12. Toleransi (Tasamuh)
Toleransi menjaga keharmonisan hidup. Dalam Surat Al-Kafirun Ayat 6 selalu menjadi acuan bagi umat Muslim saat berurusan dengan seputar agama. Begini redaksinya, Allah SWT berfirman:
لَكُمْ دِيْنُكُمْ وَلِيَ دِيْنِ ࣖ
Artinya: "Untukmu agamamu dan untukku agamaku." (QS. Al-Kafirun: 6).
13. Santun dalam Bicara
Melalui tafsir Surat Al-Isra Ayat 53, agama Islam mengajarkan bagaimana bisa menempatkan diri saat berbicara dengan lembut dan sopan, Allah SWT berfirman:
وَقُلْ لِّعِبَادِيْ يَقُوْلُوا الَّتِيْ هِيَ اَحْسَنُۗ اِنَّ الشَّيْطٰنَ يَنْزَغُ بَيْنَهُمْۗ اِنَّ الشَّيْطٰنَ كَانَ لِلْاِنْسَانِ عَدُوًّا مُّبِيْنًا
Artinya: "Katakan kepada hamba-hamba-Ku supaya mereka mengucapkan perkataan yang lebih baik (dan benar). Sesungguhnya setan itu selalu menimbulkan perselisihan di antara mereka. Sesungguhnya setan adalah musuh yang nyata bagi manusia." (QS. Al-Isra, 17:53).
14. Kasih Sayang
Rasulullah SAW bersabda: "Allah tidak menyayangi orang yang tidak menyayangi sesama." (HR. Bukhari, no. 6013).
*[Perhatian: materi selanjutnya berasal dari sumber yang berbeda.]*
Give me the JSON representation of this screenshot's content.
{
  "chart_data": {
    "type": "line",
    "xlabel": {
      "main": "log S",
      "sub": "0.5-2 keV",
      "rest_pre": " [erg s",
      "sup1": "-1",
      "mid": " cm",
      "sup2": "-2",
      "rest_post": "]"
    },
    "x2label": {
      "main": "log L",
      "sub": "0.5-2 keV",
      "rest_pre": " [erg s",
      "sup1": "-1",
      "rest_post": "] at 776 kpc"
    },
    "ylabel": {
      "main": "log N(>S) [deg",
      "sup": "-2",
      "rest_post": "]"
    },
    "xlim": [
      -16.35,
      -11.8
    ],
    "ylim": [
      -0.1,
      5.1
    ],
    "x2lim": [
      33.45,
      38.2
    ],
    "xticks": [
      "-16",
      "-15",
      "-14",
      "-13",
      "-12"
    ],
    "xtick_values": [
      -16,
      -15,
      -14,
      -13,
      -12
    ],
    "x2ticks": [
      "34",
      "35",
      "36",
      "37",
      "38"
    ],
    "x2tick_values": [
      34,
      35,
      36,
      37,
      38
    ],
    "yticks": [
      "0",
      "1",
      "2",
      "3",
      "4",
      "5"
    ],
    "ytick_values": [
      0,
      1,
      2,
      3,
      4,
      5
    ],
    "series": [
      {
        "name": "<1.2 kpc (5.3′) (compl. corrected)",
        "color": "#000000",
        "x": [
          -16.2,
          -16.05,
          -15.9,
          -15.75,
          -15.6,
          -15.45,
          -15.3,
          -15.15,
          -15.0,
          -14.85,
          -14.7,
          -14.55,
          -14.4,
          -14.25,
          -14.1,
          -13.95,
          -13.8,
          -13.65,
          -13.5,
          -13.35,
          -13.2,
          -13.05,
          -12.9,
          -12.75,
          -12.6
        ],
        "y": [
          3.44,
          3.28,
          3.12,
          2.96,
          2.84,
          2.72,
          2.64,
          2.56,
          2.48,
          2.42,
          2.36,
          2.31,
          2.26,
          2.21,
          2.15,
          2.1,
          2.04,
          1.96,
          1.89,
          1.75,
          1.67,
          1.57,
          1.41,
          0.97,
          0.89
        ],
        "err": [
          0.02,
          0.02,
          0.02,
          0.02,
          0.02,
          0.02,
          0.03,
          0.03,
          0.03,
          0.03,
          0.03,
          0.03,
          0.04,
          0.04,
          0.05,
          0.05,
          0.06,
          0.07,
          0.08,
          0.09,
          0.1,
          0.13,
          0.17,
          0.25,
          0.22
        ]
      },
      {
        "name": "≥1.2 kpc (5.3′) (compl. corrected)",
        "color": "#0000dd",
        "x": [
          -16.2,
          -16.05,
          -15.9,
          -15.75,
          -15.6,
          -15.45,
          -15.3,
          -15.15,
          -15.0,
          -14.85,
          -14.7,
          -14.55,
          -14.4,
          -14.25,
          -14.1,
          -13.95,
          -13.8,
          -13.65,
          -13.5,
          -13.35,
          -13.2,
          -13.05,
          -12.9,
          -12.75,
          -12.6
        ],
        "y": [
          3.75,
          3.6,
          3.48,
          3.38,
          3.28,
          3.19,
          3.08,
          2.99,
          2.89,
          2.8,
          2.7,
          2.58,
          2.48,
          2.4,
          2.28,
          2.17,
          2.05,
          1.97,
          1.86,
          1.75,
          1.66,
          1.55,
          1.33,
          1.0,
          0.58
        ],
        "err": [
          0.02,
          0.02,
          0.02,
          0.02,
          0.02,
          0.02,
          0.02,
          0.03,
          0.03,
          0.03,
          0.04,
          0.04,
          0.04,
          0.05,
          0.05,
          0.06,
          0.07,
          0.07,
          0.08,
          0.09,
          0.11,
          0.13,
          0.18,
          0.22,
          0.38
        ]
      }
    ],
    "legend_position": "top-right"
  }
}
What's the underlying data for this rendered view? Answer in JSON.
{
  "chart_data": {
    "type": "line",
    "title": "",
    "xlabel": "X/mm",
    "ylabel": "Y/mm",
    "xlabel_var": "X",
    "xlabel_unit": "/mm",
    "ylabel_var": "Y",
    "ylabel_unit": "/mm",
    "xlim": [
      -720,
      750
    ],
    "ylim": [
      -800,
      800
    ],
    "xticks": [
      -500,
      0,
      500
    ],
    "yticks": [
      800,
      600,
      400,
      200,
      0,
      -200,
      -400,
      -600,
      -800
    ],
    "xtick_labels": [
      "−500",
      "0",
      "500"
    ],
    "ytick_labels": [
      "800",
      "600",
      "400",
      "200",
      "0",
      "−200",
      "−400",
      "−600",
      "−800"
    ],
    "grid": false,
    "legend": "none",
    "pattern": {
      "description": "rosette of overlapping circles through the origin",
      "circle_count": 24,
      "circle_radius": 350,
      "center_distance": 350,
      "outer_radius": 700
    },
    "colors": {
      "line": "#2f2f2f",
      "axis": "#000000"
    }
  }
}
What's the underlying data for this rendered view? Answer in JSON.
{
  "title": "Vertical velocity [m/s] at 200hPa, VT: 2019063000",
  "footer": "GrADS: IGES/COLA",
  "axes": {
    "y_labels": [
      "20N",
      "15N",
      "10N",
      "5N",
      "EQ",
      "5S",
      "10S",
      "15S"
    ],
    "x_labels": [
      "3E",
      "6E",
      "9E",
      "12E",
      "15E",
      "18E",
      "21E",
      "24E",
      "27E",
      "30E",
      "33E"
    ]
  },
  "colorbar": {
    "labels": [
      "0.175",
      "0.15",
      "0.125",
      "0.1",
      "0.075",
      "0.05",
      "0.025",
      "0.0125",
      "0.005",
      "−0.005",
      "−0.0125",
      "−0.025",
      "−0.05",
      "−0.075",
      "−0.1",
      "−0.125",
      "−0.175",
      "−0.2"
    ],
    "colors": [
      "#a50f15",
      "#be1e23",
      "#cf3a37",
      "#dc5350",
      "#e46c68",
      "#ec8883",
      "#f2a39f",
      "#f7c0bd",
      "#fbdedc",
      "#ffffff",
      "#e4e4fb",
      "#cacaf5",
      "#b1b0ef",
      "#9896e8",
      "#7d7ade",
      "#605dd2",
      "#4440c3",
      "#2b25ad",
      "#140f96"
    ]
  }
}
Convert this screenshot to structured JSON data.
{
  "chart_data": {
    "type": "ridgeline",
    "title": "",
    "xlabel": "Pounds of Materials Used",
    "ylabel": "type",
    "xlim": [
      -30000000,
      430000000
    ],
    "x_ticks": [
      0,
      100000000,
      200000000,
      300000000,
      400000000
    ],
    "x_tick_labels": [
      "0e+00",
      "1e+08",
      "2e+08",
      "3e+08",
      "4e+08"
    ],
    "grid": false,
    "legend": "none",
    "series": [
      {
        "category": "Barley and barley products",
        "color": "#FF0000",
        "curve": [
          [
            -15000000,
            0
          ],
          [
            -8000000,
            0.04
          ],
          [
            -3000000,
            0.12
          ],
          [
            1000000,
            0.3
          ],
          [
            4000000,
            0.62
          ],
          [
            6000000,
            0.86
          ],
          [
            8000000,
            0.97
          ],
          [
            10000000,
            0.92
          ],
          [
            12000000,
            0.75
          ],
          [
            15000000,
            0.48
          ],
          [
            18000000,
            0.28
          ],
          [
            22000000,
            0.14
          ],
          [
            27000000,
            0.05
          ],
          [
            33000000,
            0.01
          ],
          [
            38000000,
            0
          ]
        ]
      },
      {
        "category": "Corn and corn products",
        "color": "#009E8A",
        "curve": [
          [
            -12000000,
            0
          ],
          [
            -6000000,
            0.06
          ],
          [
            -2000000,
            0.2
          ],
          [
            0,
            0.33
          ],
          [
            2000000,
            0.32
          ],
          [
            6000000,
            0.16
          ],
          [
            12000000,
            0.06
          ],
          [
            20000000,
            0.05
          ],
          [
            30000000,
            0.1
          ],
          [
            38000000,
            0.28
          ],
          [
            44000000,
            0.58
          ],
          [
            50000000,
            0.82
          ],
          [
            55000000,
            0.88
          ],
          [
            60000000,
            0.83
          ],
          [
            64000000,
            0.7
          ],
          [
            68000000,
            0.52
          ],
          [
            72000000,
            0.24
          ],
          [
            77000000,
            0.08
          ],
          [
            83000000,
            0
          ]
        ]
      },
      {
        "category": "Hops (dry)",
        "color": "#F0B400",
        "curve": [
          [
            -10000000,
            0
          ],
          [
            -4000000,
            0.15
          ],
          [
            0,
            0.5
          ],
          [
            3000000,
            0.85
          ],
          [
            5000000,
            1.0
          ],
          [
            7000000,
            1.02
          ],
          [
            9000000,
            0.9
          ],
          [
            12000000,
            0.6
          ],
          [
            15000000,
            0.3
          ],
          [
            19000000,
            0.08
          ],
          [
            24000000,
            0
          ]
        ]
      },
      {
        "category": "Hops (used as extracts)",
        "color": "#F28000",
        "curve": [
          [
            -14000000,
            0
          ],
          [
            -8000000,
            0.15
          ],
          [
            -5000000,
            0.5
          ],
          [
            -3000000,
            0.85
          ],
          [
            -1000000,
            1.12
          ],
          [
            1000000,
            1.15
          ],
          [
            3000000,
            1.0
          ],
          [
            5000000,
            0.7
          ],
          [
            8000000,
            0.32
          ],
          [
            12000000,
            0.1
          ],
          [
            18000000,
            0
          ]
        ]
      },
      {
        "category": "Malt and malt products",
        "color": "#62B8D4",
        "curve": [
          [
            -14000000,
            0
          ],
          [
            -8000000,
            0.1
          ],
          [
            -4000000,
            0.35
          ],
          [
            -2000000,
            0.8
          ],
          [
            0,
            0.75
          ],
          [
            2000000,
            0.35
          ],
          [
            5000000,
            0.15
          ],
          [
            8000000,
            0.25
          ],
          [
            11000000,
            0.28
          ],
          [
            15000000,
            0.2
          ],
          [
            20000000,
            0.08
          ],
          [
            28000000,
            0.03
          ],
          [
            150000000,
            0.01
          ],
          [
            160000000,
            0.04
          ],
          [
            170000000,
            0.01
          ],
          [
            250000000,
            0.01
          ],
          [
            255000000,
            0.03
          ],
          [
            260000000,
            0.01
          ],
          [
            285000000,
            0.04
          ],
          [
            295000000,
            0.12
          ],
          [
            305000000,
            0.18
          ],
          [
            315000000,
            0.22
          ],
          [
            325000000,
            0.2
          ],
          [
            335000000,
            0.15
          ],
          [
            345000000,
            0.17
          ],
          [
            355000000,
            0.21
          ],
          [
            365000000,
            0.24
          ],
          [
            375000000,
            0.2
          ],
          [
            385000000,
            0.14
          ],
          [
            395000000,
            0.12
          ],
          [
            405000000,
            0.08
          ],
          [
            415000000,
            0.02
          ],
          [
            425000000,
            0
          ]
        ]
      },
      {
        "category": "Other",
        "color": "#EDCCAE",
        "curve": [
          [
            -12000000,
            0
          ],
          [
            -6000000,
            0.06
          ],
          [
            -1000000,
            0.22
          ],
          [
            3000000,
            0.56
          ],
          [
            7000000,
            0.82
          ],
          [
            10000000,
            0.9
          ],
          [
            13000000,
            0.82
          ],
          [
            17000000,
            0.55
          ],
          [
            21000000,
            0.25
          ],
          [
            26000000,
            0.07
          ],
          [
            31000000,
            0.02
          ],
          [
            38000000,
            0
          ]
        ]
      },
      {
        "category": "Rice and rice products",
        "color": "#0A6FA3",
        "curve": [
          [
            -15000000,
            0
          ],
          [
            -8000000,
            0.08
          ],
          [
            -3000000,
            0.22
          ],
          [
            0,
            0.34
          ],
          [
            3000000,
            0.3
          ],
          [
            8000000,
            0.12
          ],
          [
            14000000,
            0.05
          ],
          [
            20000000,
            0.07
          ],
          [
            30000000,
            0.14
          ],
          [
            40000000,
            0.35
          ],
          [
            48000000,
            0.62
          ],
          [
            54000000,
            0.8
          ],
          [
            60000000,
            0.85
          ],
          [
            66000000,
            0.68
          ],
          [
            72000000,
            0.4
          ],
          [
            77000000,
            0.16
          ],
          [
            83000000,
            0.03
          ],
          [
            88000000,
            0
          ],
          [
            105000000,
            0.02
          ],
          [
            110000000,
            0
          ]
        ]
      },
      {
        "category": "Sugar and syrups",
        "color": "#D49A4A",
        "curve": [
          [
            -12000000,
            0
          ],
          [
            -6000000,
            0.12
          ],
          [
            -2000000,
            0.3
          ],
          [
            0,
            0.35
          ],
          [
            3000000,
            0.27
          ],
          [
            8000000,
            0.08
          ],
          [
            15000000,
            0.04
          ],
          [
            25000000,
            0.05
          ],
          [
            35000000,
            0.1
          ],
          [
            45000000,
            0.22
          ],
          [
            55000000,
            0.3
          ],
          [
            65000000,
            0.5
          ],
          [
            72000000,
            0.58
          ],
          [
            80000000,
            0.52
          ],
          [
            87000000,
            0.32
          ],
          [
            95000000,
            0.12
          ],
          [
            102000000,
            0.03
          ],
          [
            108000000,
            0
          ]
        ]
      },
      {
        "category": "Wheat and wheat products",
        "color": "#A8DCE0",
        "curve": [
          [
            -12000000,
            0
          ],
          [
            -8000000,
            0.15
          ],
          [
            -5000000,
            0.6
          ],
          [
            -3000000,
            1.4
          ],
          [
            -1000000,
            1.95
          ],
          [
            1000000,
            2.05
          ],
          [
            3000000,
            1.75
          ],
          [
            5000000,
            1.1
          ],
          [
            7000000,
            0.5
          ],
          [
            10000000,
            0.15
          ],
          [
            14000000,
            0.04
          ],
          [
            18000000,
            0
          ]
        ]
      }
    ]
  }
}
15. Berbakti kepada Orang Tua
Akhlak mulia yang paling istimewa adalah bagaimana cara menjadi anak yang berbakti kepada orang tua. Dalam hadis riwayat, Rasulullah SAW bersabda:
"Ridha Allah tergantung pada ridha orang tua." (HR. Tirmidzi, no. 1899).
16. Mudah Memaafkan Kesalahan Orang
Dalam Hadis Riwayat Imam Bukhari Nomor 2731, Rasulullah SAW dikenal sebagai pemaaf, bahkan kepada musuhnya.
17. Ramah dan Murah Senyum
Sikap yang ramah dan menebarkan murah senyum juga menjadi bagian dari akhlak mulia, Rasulullah SAW bersabda:
"Senyummu kepada saudaramu adalah sedekah." (HR. Tirmidzi, no. 1956).
18. Menolong Sesama
Sebagai umat manusia, kita telah diajarkan oleh Allah SWT agar di dalam kehidupan selalu tolong-menolong. Hal ini akan menciptakan kebersamaan saat membantu orang yang kesusahan.
19. Menahan Amarah
Melalui Hadis Riwayat Imam Bukhari Nomor 6114, orang kuat tidak hanya selalu pintar bergulat atau berantem satu lawan satu, tetapi juga mampu menahan atau mengontrol emosinya.
20. Mendoakan Orang Lain
Agama Islam mengajarkan umat Muslim tidak hanya melantunkan doa untuk diri sendiri, melainkan memberikan doa kepada orang lain.
Ibaratnya, orang yang mendoakan orang lain sama saja telah memanfaatkan doa untuk diri sendiri.
Oleh karena itu, akhlak mulia tidak sekadar memperindah hubungan antar manusia, melainkan sebagai cara mendapat sumber pahala yang sifatnya abadi dan selalu mengalir dari berbagai arah hingga seorang manusia meninggal dunia.
Rasulullah SAW adalah teladan utama dalam berurusan akhlak mulia. Sebab, kehadiran Nabi SAW memang diutus agar memberikan kesempurnaan akhlak kepada umat manusia khususnya umat Islam.
Marilah kita berlomba-lomba menghiasi diri dengan akhlak mulia, agar menjadi pribadi yang dicintai Allah dan berhak atas surga-Nya yang abadi.